RIGA, June 9 (RIA Novosti) – Latvia’s entry into the eurozone from next year may have far-reaching negative consequences for the ex-Soviet Baltic republic, Latvian Economists Association head Ivar Brivers said on Sunday.
Latvian President Andris Berzins signed into law a bill in February paving the way for Latvia to adopt the euro from January 1, 2014. The bill was earlier approved by Latvia's Sejm (parliament).
“Our ruling regime says it is ready to pay any price for joining the eurozone. It is even ready to put the survival of the Latvian people at stake. All the talks that the introduction of the euro will be good for Latvia are a lie,” he said in an interview with Baltkom radio station.
Brivers said Latvia was not ready to join the eurozone because most of the country’s population was against it.
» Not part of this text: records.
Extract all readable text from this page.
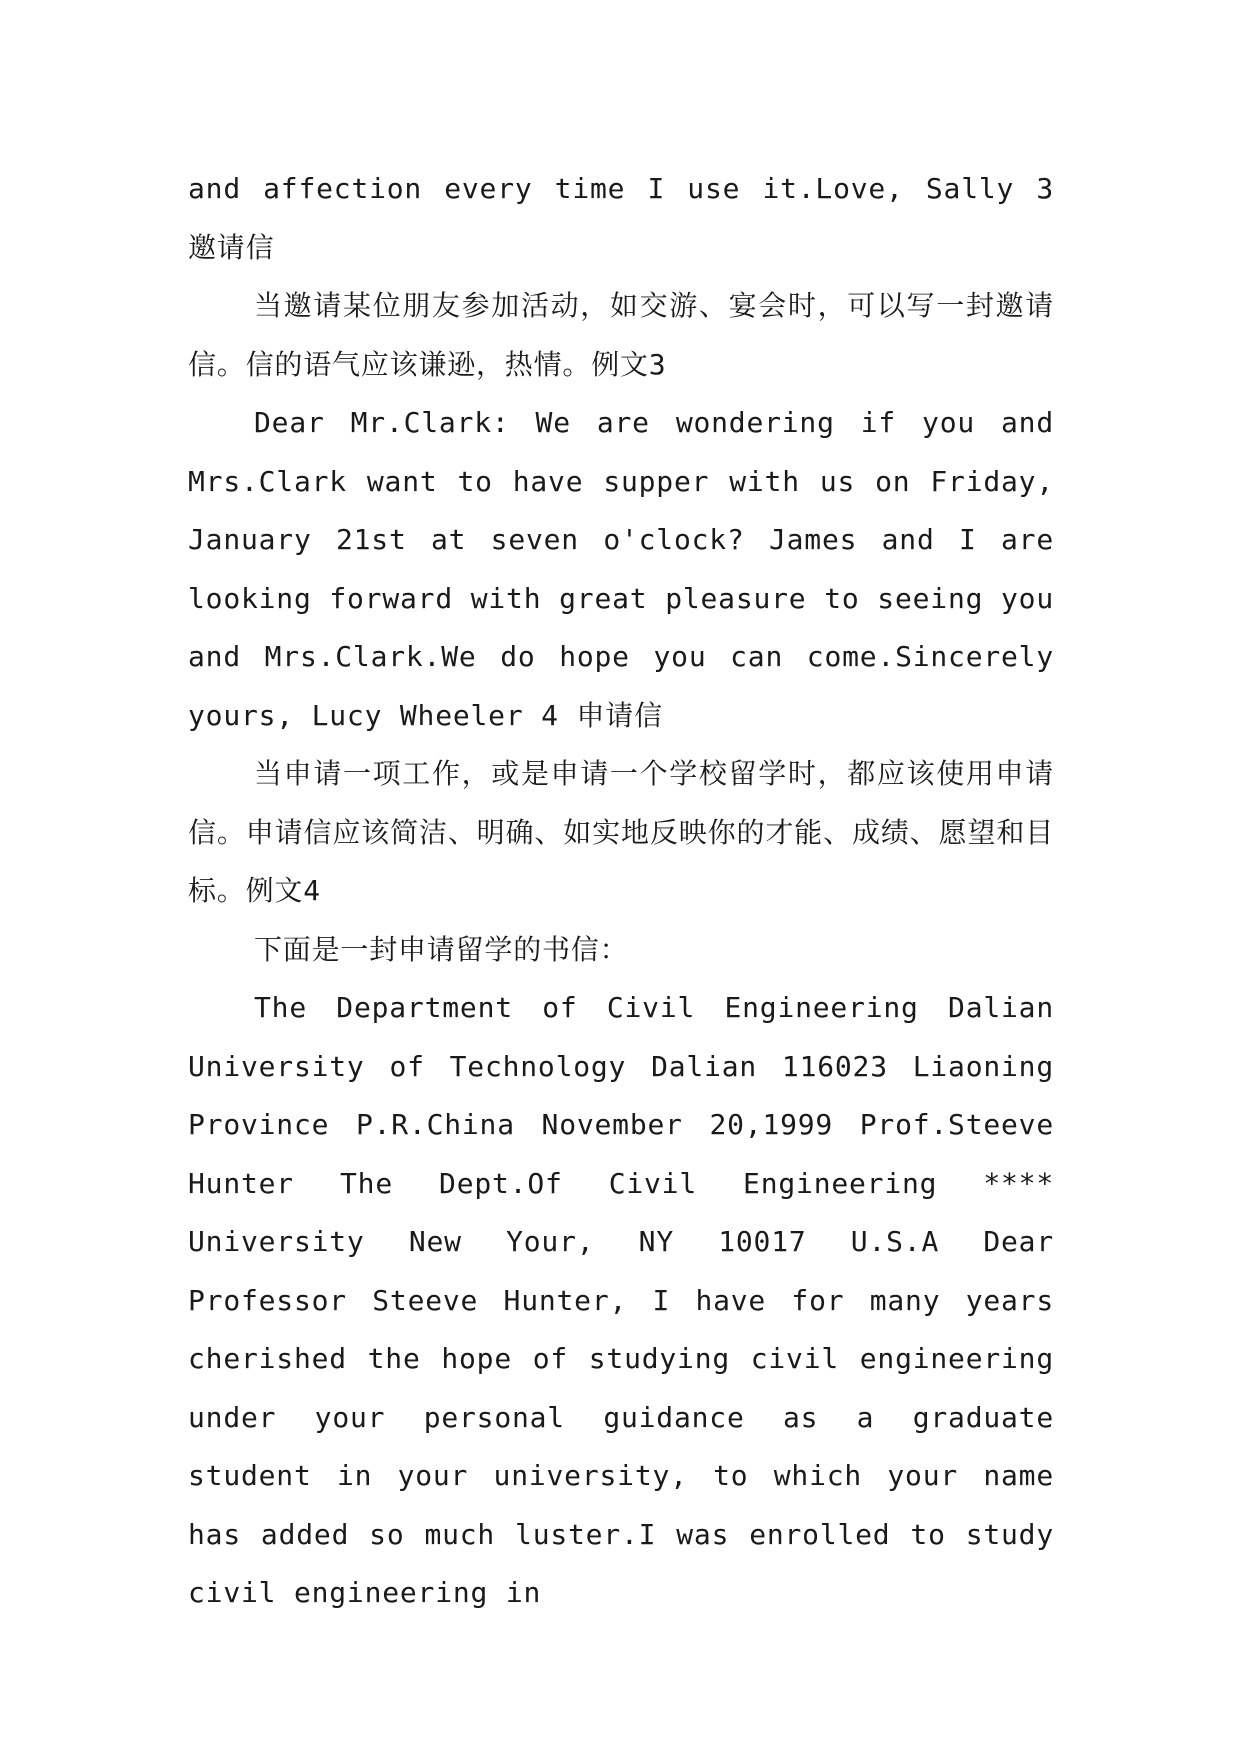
and affection every time I use it.Love, Sally 3 邀请信

当邀请某位朋友参加活动，如交游、宴会时，可以写一封邀请信。信的语气应该谦逊，热情。例文3

Dear Mr.Clark: We are wondering if you and Mrs.Clark want to have supper with us on Friday, January 21st at seven o'clock? James and I are looking forward with great pleasure to seeing you and Mrs.Clark.We do hope you can come.Sincerely yours, Lucy Wheeler 4 申请信

当申请一项工作，或是申请一个学校留学时，都应该使用申请信。申请信应该简洁、明确、如实地反映你的才能、成绩、愿望和目标。例文4

下面是一封申请留学的书信：

The Department of Civil Engineering Dalian University of Technology Dalian 116023 Liaoning Province P.R.China November 20,1999 Prof.Steeve Hunter The Dept.Of Civil Engineering **** University New Your, NY 10017 U.S.A Dear Professor Steeve Hunter, I have for many years cherished the hope of studying civil engineering under your personal guidance as a graduate student in your university, to which your name has added so much luster.I was enrolled to study civil engineering in
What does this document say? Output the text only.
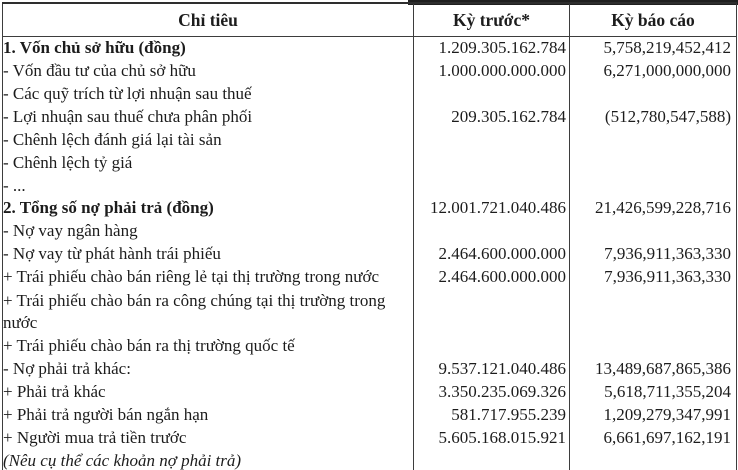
Chỉ tiêu	Kỳ trước*	Kỳ báo cáo
1. Vốn chủ sở hữu (đồng)	1.209.305.162.784	5,758,219,452,412
- Vốn đầu tư của chủ sở hữu	1.000.000.000.000	6,271,000,000,000
- Các quỹ trích từ lợi nhuận sau thuế		
- Lợi nhuận sau thuế chưa phân phối	209.305.162.784	(512,780,547,588)
- Chênh lệch đánh giá lại tài sản		
- Chênh lệch tỷ giá		
- ...		
2. Tổng số nợ phải trả (đồng)	12.001.721.040.486	21,426,599,228,716
- Nợ vay ngân hàng		
- Nợ vay từ phát hành trái phiếu	2.464.600.000.000	7,936,911,363,330
+ Trái phiếu chào bán riêng lẻ tại thị trường trong nước	2.464.600.000.000	7,936,911,363,330
+ Trái phiếu chào bán ra công chúng tại thị trường trong nước		
+ Trái phiếu chào bán ra thị trường quốc tế		
- Nợ phải trả khác:	9.537.121.040.486	13,489,687,865,386
+ Phải trả khác	3.350.235.069.326	5,618,711,355,204
+ Phải trả người bán ngắn hạn	581.717.955.239	1,209,279,347,991
+ Người mua trả tiền trước	5.605.168.015.921	6,661,697,162,191
(Nêu cụ thể các khoản nợ phải trả)		
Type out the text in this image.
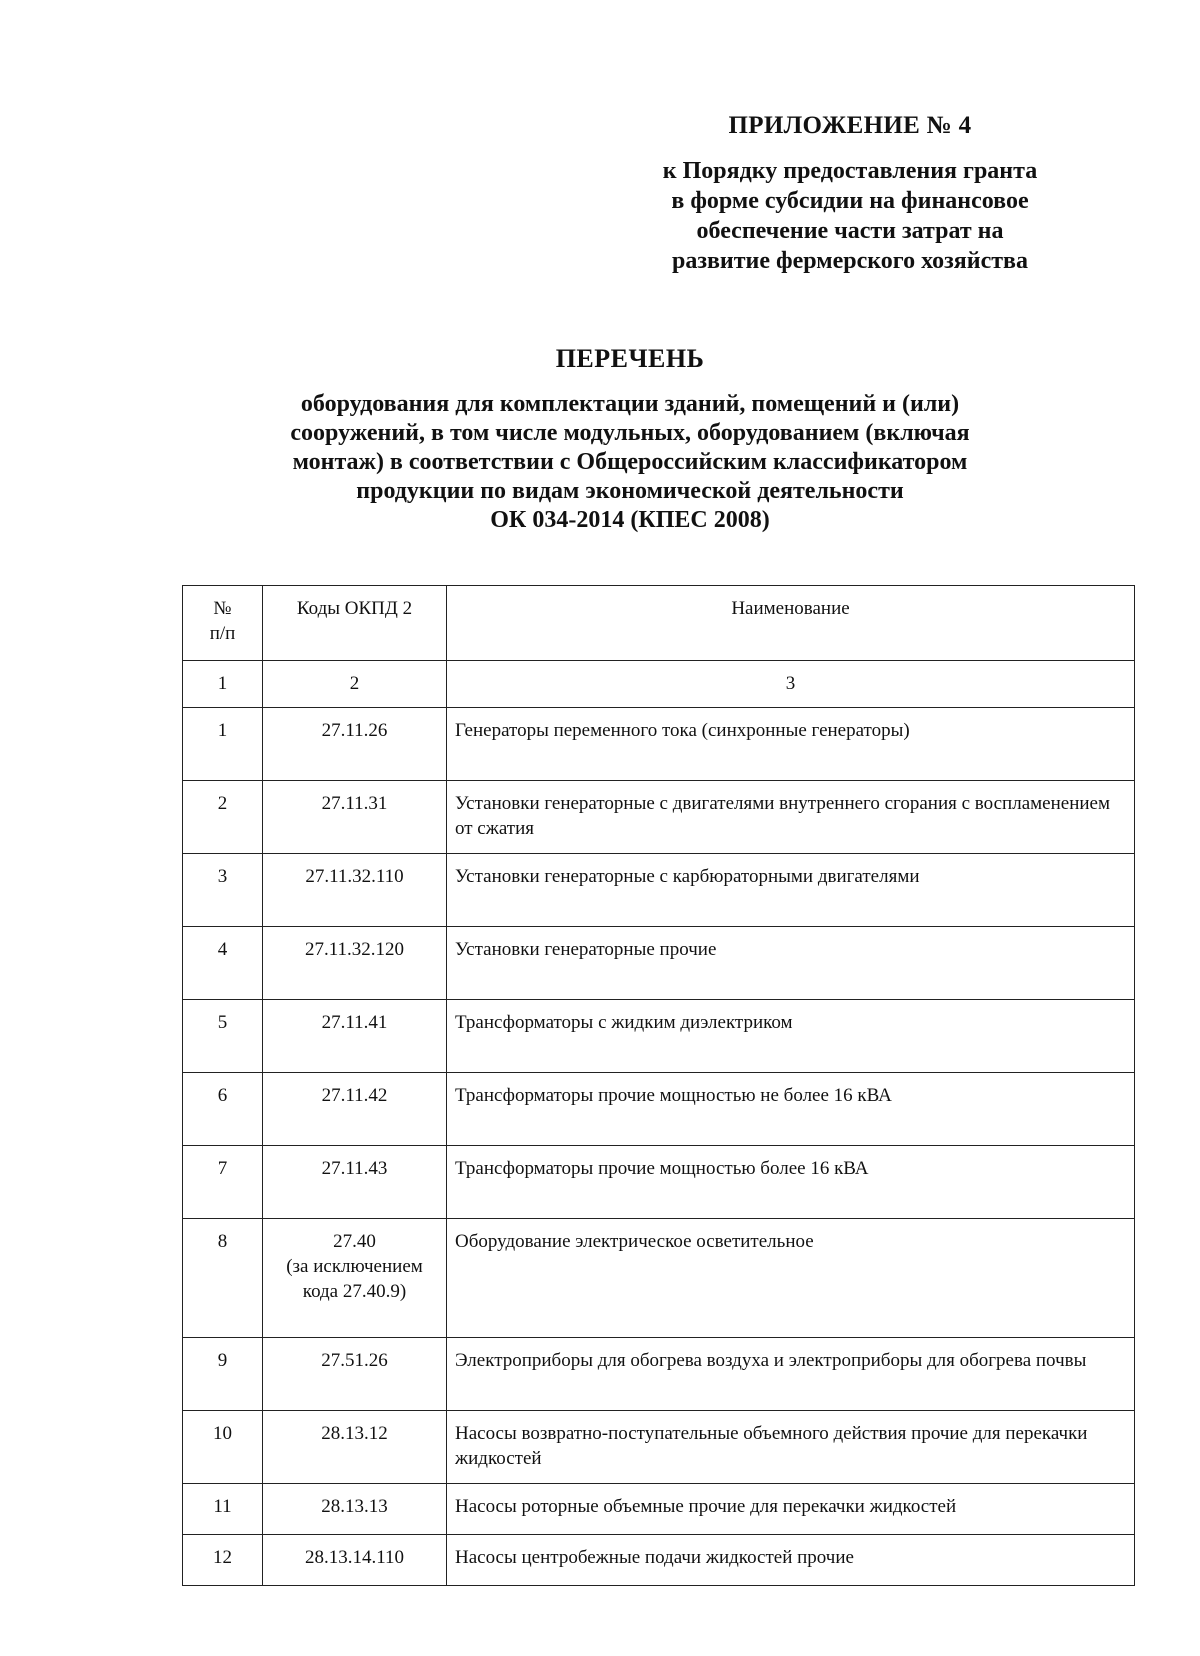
ПРИЛОЖЕНИЕ № 4
к Порядку предоставления гранта
в форме субсидии на финансовое
обеспечение части затрат на
развитие фермерского хозяйства
ПЕРЕЧЕНЬ
оборудования для комплектации зданий, помещений и (или)
сооружений, в том числе модульных, оборудованием (включая
монтаж) в соответствии с Общероссийским классификатором
продукции по видам экономической деятельности
ОК 034-2014 (КПЕС 2008)
№
п/п	Коды ОКПД 2	Наименование
1	2	3
1	27.11.26	Генераторы переменного тока (синхронные генераторы)
2	27.11.31	Установки генераторные с двигателями внутреннего сгорания с воспламенением от сжатия
3	27.11.32.110	Установки генераторные с карбюраторными двигателями
4	27.11.32.120	Установки генераторные прочие
5	27.11.41	Трансформаторы с жидким диэлектриком
6	27.11.42	Трансформаторы прочие мощностью не более 16 кВА
7	27.11.43	Трансформаторы прочие мощностью более 16 кВА
8	27.40
(за исключением
кода 27.40.9)	Оборудование электрическое осветительное
9	27.51.26	Электроприборы для обогрева воздуха и электроприборы для обогрева почвы
10	28.13.12	Насосы возвратно-поступательные объемного действия прочие для перекачки жидкостей
11	28.13.13	Насосы роторные объемные прочие для перекачки жидкостей
12	28.13.14.110	Насосы центробежные подачи жидкостей прочие
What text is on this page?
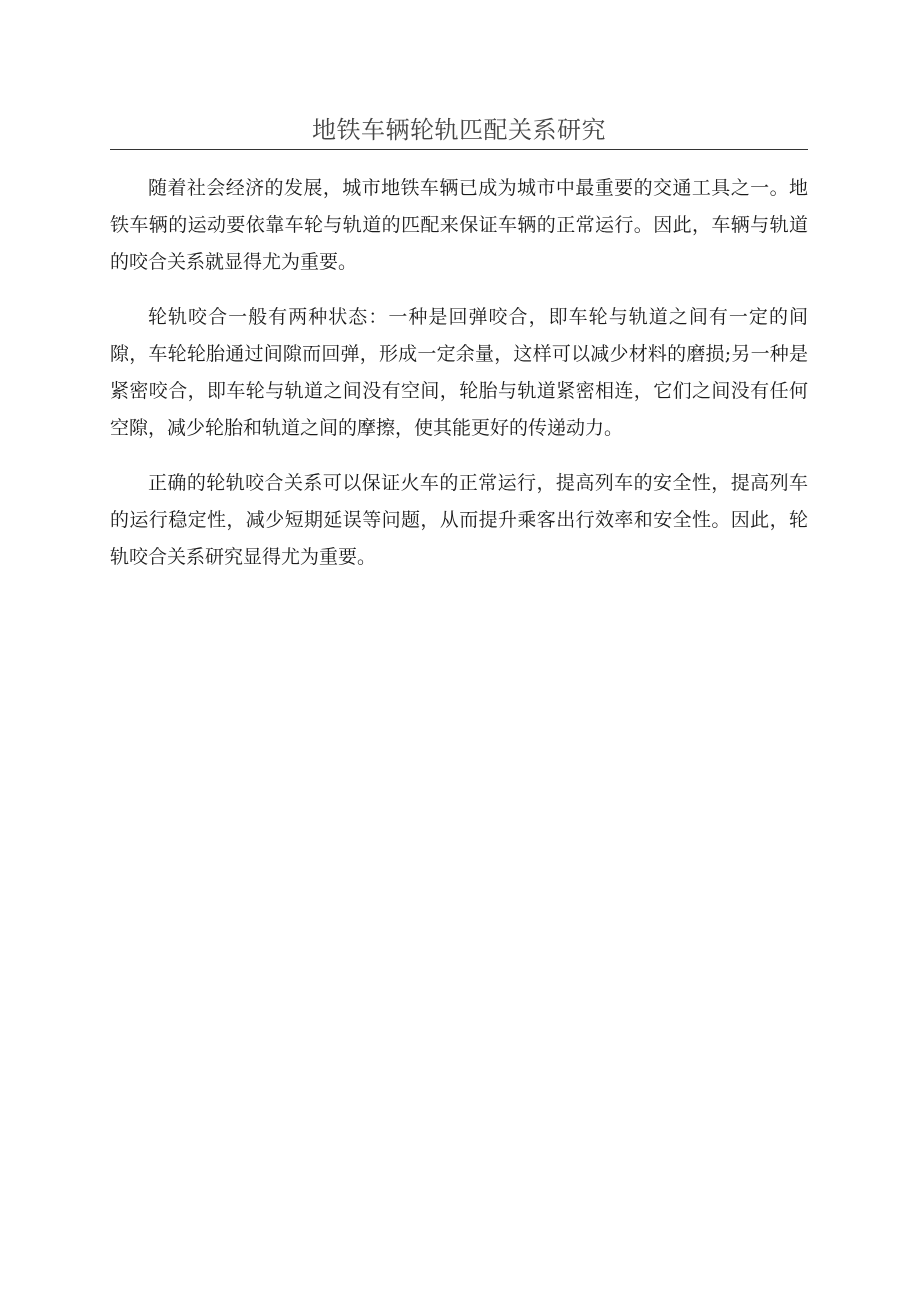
地铁车辆轮轨匹配关系研究

随着社会经济的发展，城市地铁车辆已成为城市中最重要的交通工具之一。地铁车辆的运动要依靠车轮与轨道的匹配来保证车辆的正常运行。因此，车辆与轨道的咬合关系就显得尤为重要。

轮轨咬合一般有两种状态：一种是回弹咬合，即车轮与轨道之间有一定的间隙，车轮轮胎通过间隙而回弹，形成一定余量，这样可以减少材料的磨损;另一种是紧密咬合，即车轮与轨道之间没有空间，轮胎与轨道紧密相连，它们之间没有任何空隙，减少轮胎和轨道之间的摩擦，使其能更好的传递动力。

正确的轮轨咬合关系可以保证火车的正常运行，提高列车的安全性，提高列车的运行稳定性，减少短期延误等问题，从而提升乘客出行效率和安全性。因此，轮轨咬合关系研究显得尤为重要。
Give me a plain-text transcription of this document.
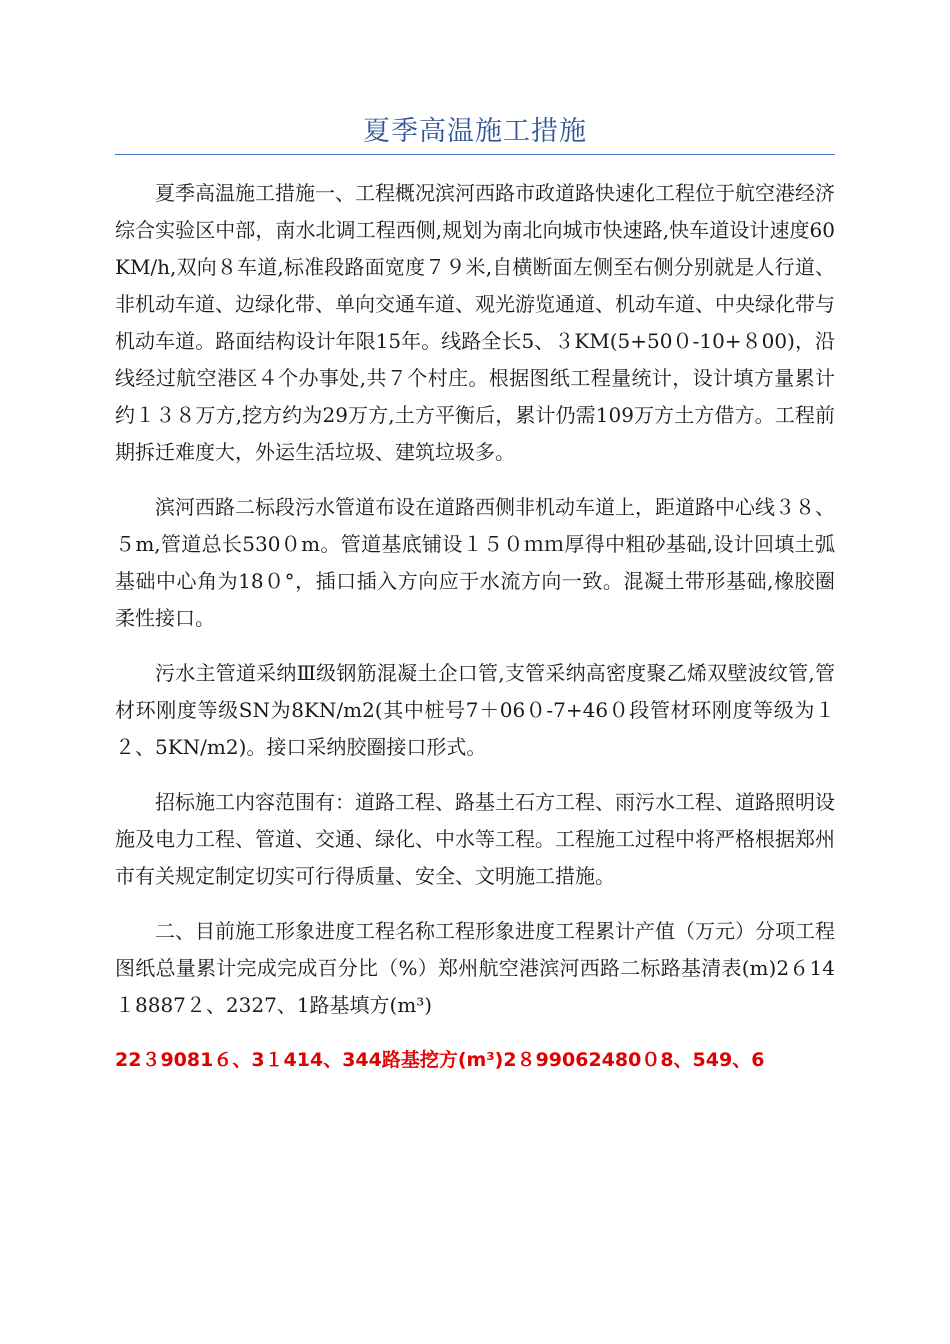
夏季高温施工措施

夏季高温施工措施一、工程概况滨河西路市政道路快速化工程位于航空港经济综合实验区中部，南水北调工程西侧,规划为南北向城市快速路,快车道设计速度60KM/h,双向８车道,标准段路面宽度７９米,自横断面左侧至右侧分别就是人行道、非机动车道、边绿化带、单向交通车道、观光游览通道、机动车道、中央绿化带与机动车道。路面结构设计年限15年。线路全长5、３KM(5+50０-10+８00)，沿线经过航空港区４个办事处,共７个村庄。根据图纸工程量统计，设计填方量累计约１３８万方,挖方约为29万方,土方平衡后，累计仍需109万方土方借方。工程前期拆迁难度大，外运生活垃圾、建筑垃圾多。

滨河西路二标段污水管道布设在道路西侧非机动车道上，距道路中心线３８、５m,管道总长530０m。管道基底铺设１５０ｍｍ厚得中粗砂基础,设计回填土弧基础中心角为18０°，插口插入方向应于水流方向一致。混凝土带形基础,橡胶圈柔性接口。

污水主管道采纳Ⅲ级钢筋混凝土企口管,支管采纳高密度聚乙烯双壁波纹管,管材环刚度等级SN为8KN/m2(其中桩号7＋06０-7+46０段管材环刚度等级为１２、5KN/m2)。接口采纳胶圈接口形式。

招标施工内容范围有：道路工程、路基土石方工程、雨污水工程、道路照明设施及电力工程、管道、交通、绿化、中水等工程。工程施工过程中将严格根据郑州市有关规定制定切实可行得质量、安全、文明施工措施。

二、目前施工形象进度工程名称工程形象进度工程累计产值（万元）分项工程图纸总量累计完成完成百分比（%）郑州航空港滨河西路二标路基清表(m)2６14１8887２、2327、1路基填方(m³)

22３9081６、3１414、344路基挖方(m³)2８99062480０8、549、6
“Money is based on trust. People in Latvia do not trust the euro. It is a great risk to decide on such issues without the people’s trust,” the economist said, adding the prices of goods and services in Latvia would rise after the republic joined the euro area.
Recent public opinion polls have showed that over 60 percent of Latvians disapproved of the euro's introduction, amid mounting problems in the eurozone.
Some Latvian public organizations have started to collect signatures for keeping the national currency, the lat, and against joining the eurozone.